Geophysics is a tool that is pushing forward archaeological understandings of the past both on land and at sea. Although functioning through mathematical algorithms, electrical signals, computer software and data collection, it is also a creative process. It is a form of data rich with possibilities: it offers up perspectives on time in the landscape and the interweaving threads of human actions. Like photography, geophysical images can reflect the moment of collection, the unexpected, the ephemeral. For those who understand the language of geophysics, the work is a process of coaxing out stories; of experimenting with possibilities and meaning.

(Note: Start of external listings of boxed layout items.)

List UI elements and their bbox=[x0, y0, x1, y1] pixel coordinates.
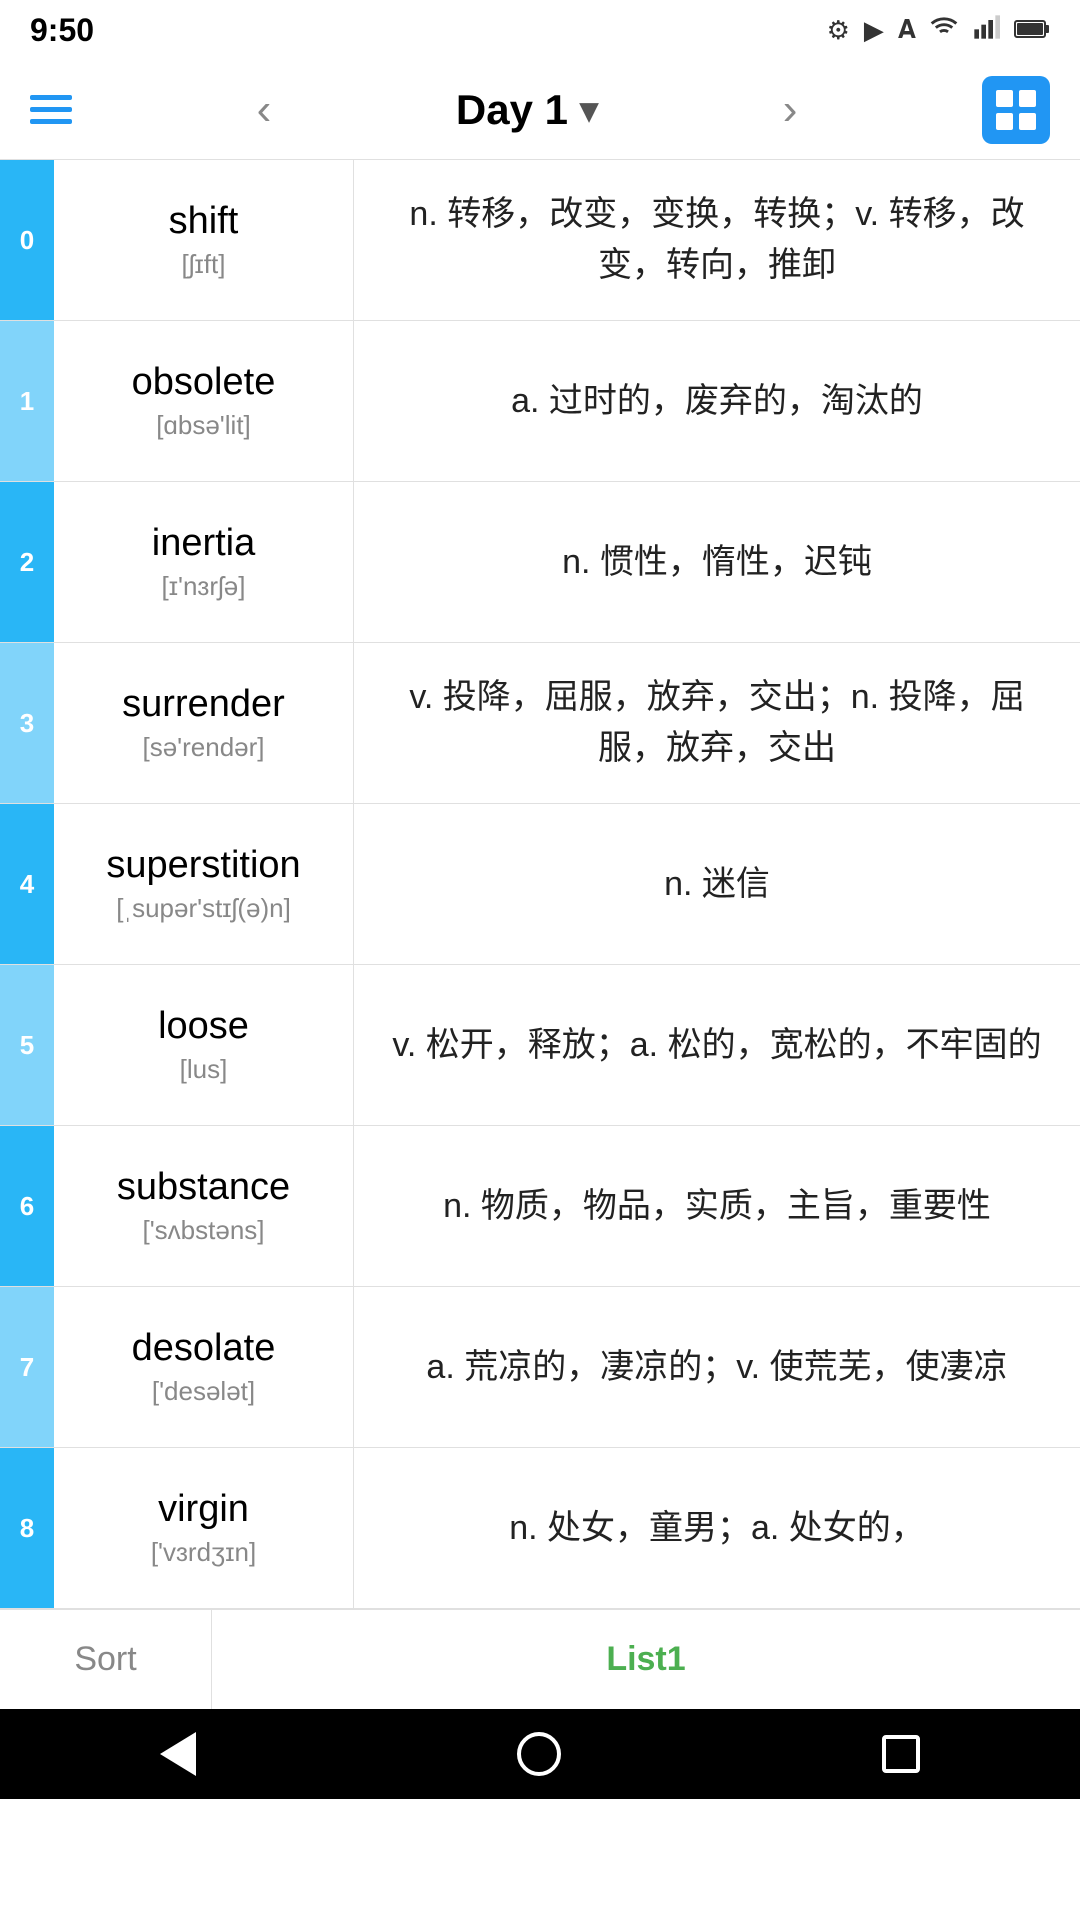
word-definition: n. 迷信 bbox=[354, 804, 1080, 964]
forward-button[interactable]: › bbox=[763, 85, 818, 135]
android-back-button[interactable] bbox=[160, 1732, 196, 1776]
word-cell[interactable]: loose [lus] bbox=[54, 965, 354, 1125]
menu-line-1 bbox=[30, 95, 72, 100]
word-definition: n. 物质，物品，实质，主旨，重要性 bbox=[354, 1126, 1080, 1286]
table-row: 7 desolate ['desələt] a. 荒凉的，凄凉的；v. 使荒芜，… bbox=[0, 1287, 1080, 1448]
word-english: inertia bbox=[152, 522, 256, 565]
table-row: 8 virgin ['vɜrdʒɪn] n. 处女，童男；a. 处女的， bbox=[0, 1448, 1080, 1609]
play-icon: ▶ bbox=[864, 15, 884, 46]
word-english: virgin bbox=[158, 1488, 249, 1531]
word-cell[interactable]: shift [ʃɪft] bbox=[54, 160, 354, 320]
row-index-0: 0 bbox=[0, 160, 54, 320]
word-definition: n. 惯性，惰性，迟钝 bbox=[354, 482, 1080, 642]
word-phonetic: [lus] bbox=[180, 1054, 228, 1085]
word-definition: a. 过时的，废弃的，淘汰的 bbox=[354, 321, 1080, 481]
grid-view-button[interactable] bbox=[982, 76, 1050, 144]
word-phonetic: ['sʌbstəns] bbox=[142, 1215, 264, 1246]
word-definition: a. 荒凉的，凄凉的；v. 使荒芜，使凄凉 bbox=[354, 1287, 1080, 1447]
word-cell[interactable]: obsolete [ɑbsə'lit] bbox=[54, 321, 354, 481]
word-english: surrender bbox=[122, 683, 285, 726]
word-cell[interactable]: inertia [ɪ'nɜrʃə] bbox=[54, 482, 354, 642]
table-row: 0 shift [ʃɪft] n. 转移，改变，变换，转换；v. 转移，改变，转… bbox=[0, 160, 1080, 321]
table-row: 1 obsolete [ɑbsə'lit] a. 过时的，废弃的，淘汰的 bbox=[0, 321, 1080, 482]
top-nav: ‹ Day 1 ▾ › bbox=[0, 60, 1080, 160]
row-index-5: 5 bbox=[0, 965, 54, 1125]
word-definition: v. 松开，释放；a. 松的，宽松的，不牢固的 bbox=[354, 965, 1080, 1125]
android-recent-button[interactable] bbox=[882, 1735, 920, 1773]
wifi-icon bbox=[930, 13, 958, 48]
word-list: 0 shift [ʃɪft] n. 转移，改变，变换，转换；v. 转移，改变，转… bbox=[0, 160, 1080, 1609]
word-english: shift bbox=[169, 200, 239, 243]
table-row: 4 superstition [ˌsupər'stɪʃ(ə)n] n. 迷信 bbox=[0, 804, 1080, 965]
table-row: 3 surrender [sə'rendər] v. 投降，屈服，放弃，交出；n… bbox=[0, 643, 1080, 804]
word-definition: n. 处女，童男；a. 处女的， bbox=[354, 1448, 1080, 1608]
word-english: superstition bbox=[106, 844, 300, 887]
bottom-tabs: Sort List1 bbox=[0, 1609, 1080, 1709]
word-cell[interactable]: superstition [ˌsupər'stɪʃ(ə)n] bbox=[54, 804, 354, 964]
word-definition: n. 转移，改变，变换，转换；v. 转移，改变，转向，推卸 bbox=[354, 160, 1080, 320]
word-phonetic: [sə'rendər] bbox=[142, 732, 264, 763]
android-home-button[interactable] bbox=[517, 1732, 561, 1776]
word-cell[interactable]: virgin ['vɜrdʒɪn] bbox=[54, 1448, 354, 1608]
word-english: obsolete bbox=[132, 361, 276, 404]
status-time: 9:50 bbox=[30, 12, 94, 49]
menu-line-2 bbox=[30, 107, 72, 112]
word-phonetic: [ɪ'nɜrʃə] bbox=[162, 571, 246, 602]
menu-icon[interactable] bbox=[30, 95, 72, 124]
row-index-8: 8 bbox=[0, 1448, 54, 1608]
table-row: 2 inertia [ɪ'nɜrʃə] n. 惯性，惰性，迟钝 bbox=[0, 482, 1080, 643]
nav-title[interactable]: Day 1 ▾ bbox=[456, 86, 598, 134]
word-cell[interactable]: substance ['sʌbstəns] bbox=[54, 1126, 354, 1286]
word-english: desolate bbox=[132, 1327, 276, 1370]
table-row: 6 substance ['sʌbstəns] n. 物质，物品，实质，主旨，重… bbox=[0, 1126, 1080, 1287]
menu-line-3 bbox=[30, 119, 72, 124]
word-english: loose bbox=[158, 1005, 249, 1048]
chevron-down-icon: ▾ bbox=[580, 89, 598, 131]
word-definition: v. 投降，屈服，放弃，交出；n. 投降，屈服，放弃，交出 bbox=[354, 643, 1080, 803]
battery-icon bbox=[1014, 15, 1050, 46]
word-phonetic: [ˌsupər'stɪʃ(ə)n] bbox=[116, 893, 291, 924]
tab-sort[interactable]: Sort bbox=[0, 1610, 212, 1709]
status-icons: ⚙ ▶ 𝐀 bbox=[827, 13, 1050, 48]
row-index-4: 4 bbox=[0, 804, 54, 964]
word-phonetic: [ɑbsə'lit] bbox=[156, 410, 251, 441]
row-index-6: 6 bbox=[0, 1126, 54, 1286]
word-cell[interactable]: desolate ['desələt] bbox=[54, 1287, 354, 1447]
word-phonetic: ['vɜrdʒɪn] bbox=[151, 1537, 256, 1568]
row-index-7: 7 bbox=[0, 1287, 54, 1447]
word-phonetic: ['desələt] bbox=[152, 1376, 255, 1407]
row-index-3: 3 bbox=[0, 643, 54, 803]
status-bar: 9:50 ⚙ ▶ 𝐀 bbox=[0, 0, 1080, 60]
font-icon: 𝐀 bbox=[898, 14, 916, 46]
signal-icon bbox=[972, 13, 1000, 48]
back-triangle-icon bbox=[160, 1732, 196, 1776]
table-row: 5 loose [lus] v. 松开，释放；a. 松的，宽松的，不牢固的 bbox=[0, 965, 1080, 1126]
word-cell[interactable]: surrender [sə'rendər] bbox=[54, 643, 354, 803]
home-circle-icon bbox=[517, 1732, 561, 1776]
android-nav-bar bbox=[0, 1709, 1080, 1799]
gear-icon: ⚙ bbox=[827, 15, 850, 46]
row-index-2: 2 bbox=[0, 482, 54, 642]
back-button[interactable]: ‹ bbox=[237, 85, 292, 135]
day-title-text: Day 1 bbox=[456, 86, 568, 134]
recent-square-icon bbox=[882, 1735, 920, 1773]
word-english: substance bbox=[117, 1166, 290, 1209]
word-phonetic: [ʃɪft] bbox=[182, 249, 226, 280]
row-index-1: 1 bbox=[0, 321, 54, 481]
tab-list1[interactable]: List1 bbox=[212, 1610, 1080, 1709]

An engagement with geophysical data and images can feed the archaeological imagination. An understanding can allow an exploration of time, movement, people, change and landscape, all without breaking the surface. The archaeological imagination allows a storying of landscape that plunges back and forth between surface traces and buried finds and stratigraphies. This can spark further creative practices and processes to reconstruct past landscapes and people. The images generated by geophysical processes can also inspire beyond archaeology, engaging with artistic fascinations with landscape. What these artistic explorations show is how the process of drawing on or from geophysics is yet another way of cogitating what it might mean, of digesting these outputs from the sub-surface realm.
What this exploration of geophysics reveals is that there is no clear-cut distinction between 'art' and 'science', in archaeology or beyond. Instead, it is a matter of working creatively with the rich accumulation of knowledge to 'speculate imaginatively' in our understanding of the earth and ourselves.